Por volta de 1885, nossa família se espalhou pelas cidades de Torrinha, Brotas, Dois Córregos, Santa Maria da Serra, Mineiros do Tietê [Bairro do Banharão], e São Pedro.

Realizei nesta semana que se encerra hoje [22.04.017] mais uma expedição histórica e genealógica, desta vez acompanhado da minha esposa Mitiko, à uma pequena região que encantou e foi o ninho de nascimentos da maior quantidade de nossos antepassados no final do século 19 e começo do século 20.

Trata da nossa chegada à região de Torrinha quando nossa família se espalhou pelas cidades vizinhas de Brotas, Dois Córregos, Santa Maria da Serra, Mineiros do Tietê, Bairro do Banharão, São Pedro [que naquela época era conhecido como “de Piracicaba”; e depois de alguns anos a maioria migrou para as cidades de Jaú, Lençóis Paulista e Agudos [onde ficaram por pouco tempo nestas duas cidades, mas também nelas nasceram Melges].

Em seguida um determinado ramo migrou para Bauru e a maioria para Lins [minha terra natal], e de lá [Lins], atraídos pelo Eldorado que se noticiava no Norte do Paraná, migraram em boa quantidade.

Aqueles que se radicaram em Bauru também migraram para o Paraná, mas alguns deles pararam no caminho em algumas cidades da Nova Alta Paulista que começa em Tupã e vai até Panorama, e alguns poucos deles permaneceram na região de Quatá e Rancharia.

De Lins alguns migraram para a vizinha Getulina, Promissão, Sabino, onde permaneceram por pouco tempo, quando alguns retornaram para Bauru.

Eu considero esta fase da vida da nossa família na região de Torrinha, como a que produziu o maior número de nascimentos da segunda geração de Melges brasileiros, quais sejam os netos do nosso imigrante, e também o local onde a família permaneceu por mais tempo desde a chegada de Jacob Melges no Brasil.

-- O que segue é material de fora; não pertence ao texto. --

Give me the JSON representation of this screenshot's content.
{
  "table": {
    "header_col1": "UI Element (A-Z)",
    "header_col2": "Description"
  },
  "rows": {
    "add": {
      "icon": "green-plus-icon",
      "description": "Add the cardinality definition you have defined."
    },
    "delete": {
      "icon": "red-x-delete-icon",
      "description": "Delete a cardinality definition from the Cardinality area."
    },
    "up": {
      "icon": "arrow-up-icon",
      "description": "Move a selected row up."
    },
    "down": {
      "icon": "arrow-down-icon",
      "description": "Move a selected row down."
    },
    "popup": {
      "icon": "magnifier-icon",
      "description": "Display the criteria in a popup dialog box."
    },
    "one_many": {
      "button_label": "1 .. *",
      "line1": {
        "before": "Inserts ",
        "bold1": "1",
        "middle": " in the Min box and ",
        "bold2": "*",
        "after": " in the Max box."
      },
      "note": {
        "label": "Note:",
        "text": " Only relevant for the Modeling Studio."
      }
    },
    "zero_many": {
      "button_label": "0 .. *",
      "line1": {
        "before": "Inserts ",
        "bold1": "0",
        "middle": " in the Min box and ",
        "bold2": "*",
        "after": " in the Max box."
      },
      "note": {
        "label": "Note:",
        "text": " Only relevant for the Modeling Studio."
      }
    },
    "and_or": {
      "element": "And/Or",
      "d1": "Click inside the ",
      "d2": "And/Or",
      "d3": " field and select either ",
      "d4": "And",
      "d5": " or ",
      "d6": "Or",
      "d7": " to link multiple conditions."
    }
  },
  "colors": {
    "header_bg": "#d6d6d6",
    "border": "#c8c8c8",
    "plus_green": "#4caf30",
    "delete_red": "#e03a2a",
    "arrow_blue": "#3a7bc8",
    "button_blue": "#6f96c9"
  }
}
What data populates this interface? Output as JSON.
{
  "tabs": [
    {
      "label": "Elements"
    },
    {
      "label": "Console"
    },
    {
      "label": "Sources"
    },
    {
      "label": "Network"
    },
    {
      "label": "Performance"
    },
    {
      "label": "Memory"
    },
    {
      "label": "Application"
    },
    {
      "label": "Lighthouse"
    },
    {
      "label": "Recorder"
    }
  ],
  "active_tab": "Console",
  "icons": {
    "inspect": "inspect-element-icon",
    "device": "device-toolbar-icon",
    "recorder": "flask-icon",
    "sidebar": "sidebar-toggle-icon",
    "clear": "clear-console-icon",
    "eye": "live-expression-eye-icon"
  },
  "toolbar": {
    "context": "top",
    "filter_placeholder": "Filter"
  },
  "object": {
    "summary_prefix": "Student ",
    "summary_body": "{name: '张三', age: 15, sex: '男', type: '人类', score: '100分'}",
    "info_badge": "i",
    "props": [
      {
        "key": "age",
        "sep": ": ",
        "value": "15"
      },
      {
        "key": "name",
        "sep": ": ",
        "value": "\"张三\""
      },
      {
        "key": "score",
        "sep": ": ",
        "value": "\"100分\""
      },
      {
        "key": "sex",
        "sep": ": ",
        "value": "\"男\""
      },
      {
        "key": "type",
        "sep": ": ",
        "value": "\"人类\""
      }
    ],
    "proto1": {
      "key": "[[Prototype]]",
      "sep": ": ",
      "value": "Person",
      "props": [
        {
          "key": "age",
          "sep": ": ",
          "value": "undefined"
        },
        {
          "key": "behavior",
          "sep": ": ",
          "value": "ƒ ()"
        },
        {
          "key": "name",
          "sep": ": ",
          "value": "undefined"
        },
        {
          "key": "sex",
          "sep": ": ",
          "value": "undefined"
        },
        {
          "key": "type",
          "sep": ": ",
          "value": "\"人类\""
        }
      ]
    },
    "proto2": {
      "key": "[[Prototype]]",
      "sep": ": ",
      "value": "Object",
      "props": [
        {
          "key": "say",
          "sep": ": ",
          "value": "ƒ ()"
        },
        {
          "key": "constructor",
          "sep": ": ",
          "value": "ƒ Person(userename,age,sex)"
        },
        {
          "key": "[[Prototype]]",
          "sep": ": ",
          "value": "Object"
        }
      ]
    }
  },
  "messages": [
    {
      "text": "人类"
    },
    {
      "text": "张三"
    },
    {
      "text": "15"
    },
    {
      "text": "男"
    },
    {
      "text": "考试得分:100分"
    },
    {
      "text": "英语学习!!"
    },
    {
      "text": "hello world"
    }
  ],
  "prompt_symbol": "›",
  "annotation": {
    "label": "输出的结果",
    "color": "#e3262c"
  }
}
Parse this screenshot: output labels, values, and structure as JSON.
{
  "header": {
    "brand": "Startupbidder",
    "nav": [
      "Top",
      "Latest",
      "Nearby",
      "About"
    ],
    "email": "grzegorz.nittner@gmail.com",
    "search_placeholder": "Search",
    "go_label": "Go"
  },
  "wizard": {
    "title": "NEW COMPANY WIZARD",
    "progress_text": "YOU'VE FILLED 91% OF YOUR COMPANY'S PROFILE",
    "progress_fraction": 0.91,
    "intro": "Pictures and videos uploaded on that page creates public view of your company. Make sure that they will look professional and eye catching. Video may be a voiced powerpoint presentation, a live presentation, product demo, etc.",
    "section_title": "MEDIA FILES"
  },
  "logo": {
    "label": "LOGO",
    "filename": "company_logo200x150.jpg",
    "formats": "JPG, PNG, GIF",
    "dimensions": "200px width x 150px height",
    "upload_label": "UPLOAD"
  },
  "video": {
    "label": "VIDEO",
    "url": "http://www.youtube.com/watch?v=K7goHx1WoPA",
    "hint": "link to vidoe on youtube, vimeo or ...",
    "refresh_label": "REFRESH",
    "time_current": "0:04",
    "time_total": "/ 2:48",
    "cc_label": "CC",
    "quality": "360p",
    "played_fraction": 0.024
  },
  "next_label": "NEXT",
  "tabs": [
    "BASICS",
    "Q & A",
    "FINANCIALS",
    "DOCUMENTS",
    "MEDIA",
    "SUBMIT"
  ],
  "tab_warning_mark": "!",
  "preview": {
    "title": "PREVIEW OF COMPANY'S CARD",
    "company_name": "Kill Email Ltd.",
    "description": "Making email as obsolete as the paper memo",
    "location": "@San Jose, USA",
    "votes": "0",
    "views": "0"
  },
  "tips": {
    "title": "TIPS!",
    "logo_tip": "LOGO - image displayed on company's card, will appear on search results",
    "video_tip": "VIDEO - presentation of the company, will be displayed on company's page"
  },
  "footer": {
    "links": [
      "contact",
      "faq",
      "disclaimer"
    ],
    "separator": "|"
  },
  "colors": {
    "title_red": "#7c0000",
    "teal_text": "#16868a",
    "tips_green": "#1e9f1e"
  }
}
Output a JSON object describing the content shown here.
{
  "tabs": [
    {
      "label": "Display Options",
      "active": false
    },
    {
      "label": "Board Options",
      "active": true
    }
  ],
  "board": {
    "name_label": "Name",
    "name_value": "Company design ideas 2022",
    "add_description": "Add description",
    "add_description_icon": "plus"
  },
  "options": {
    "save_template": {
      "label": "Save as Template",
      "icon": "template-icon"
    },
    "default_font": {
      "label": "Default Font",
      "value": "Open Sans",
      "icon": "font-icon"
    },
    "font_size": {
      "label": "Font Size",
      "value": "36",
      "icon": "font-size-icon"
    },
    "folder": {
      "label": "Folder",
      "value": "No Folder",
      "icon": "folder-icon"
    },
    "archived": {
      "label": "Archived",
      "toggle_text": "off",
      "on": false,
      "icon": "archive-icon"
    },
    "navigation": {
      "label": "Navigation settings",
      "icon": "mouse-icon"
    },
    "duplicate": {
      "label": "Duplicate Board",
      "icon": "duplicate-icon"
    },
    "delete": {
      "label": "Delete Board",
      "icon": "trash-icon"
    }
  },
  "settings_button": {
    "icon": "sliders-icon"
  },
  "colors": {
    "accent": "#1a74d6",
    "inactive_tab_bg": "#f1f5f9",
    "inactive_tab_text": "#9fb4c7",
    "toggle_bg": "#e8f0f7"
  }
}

Existe uma outra fase mais rica de significados para nós, a qual está espalhada desde a saída de Petrópolis por volta de 1858 até a chegada na região de Torrinha, mas aquela fase será motivo de outro artigo que está sendo os poucos costurado em função de abranger uma maior quantidade de cidades em uma extensão geográfica tão grande.

Nosso imigrante Jacob Melges, acompanhado dos seus filhos Pedro, Jacintho e João Melges fixaram residência ao pé da serra na localidade chamada Tupancy, posteriormente denominada Santa Maria da Serra.

Analisando as maravilhas da região, principalmente ao redor de Santa Maria da Serra, banhada por dois grandes rios [Piracicaba e Tietê], cercada por serras e montanhas, tal e qual a região ao redor de Briedel na Alemanha, conclui que nosso imigrante Jacob Melges se encantou com o local e nele decidiu passar o resto dos dias da sua vida naquele local [onde faleceu em 1908], justamente pela semelhança dos acidentes geográficos e a exuberância da natureza.

Walmir da Rocha Melges – 22.04.2017

4 Comments

  1. theo
    abr 22, 2017

    muito.muito bom!!!!!!!!!

    • admin
      jun 10, 2017

      Obrigado primo!

  2. Marcus Carmo
    jul 21, 2017

    Caro companheiro, boa noite! Td bem?
    Primeiramente, parabéns pelo bonito trabalho! Não conhecia, mas li um pouquinho e admirei. O encontrei porque procuro referências sobre Antônio Melges, de Torrinha, que desapareceu ao servir como voluntário na Revolução Constitucionalista de 32.
    Sou historiador e presidente do Núcleo de Jahu da Sociedade Veteranos de 32-MMDC. O caso de Antônio Melges não é computado como falecimento por ocasião da Revolução e também não há registros sobre ele. Tudo que consegui saber é que é um nome de rua em Torrinha e que teria deixado uma viúva chamada Marta, que sustentava os filhos órfãos sendo lavadeira.
    Poderia dizer se sabe algo dessa história, por fv?
    Obrigado e grande abraço!
    Marcus Carmo

    • admin
      jul 23, 2017

      Boa tarde Marcus Carmo

      As informações que temos sobre o Antonio são de que faleceu na Revolução. Eu não ouvi nenhuma referência diferente, inclusive tenho os dados do Cartório de Registro Civil de São Paulo onde, por ocasião do seu falecimento, ficou registrado como perda na Revolução. O Casal Antonio Melges e Marta Porto deixou 7 filhos. Ele era nascido em Torrinha e ela em Campinas [também é falecida]. Pelo menos dois dos filhos já faleceram.

      Por caso existem outros Melges da região registrados neste seu levantamento?

      Qual é o seu interesse neste caso?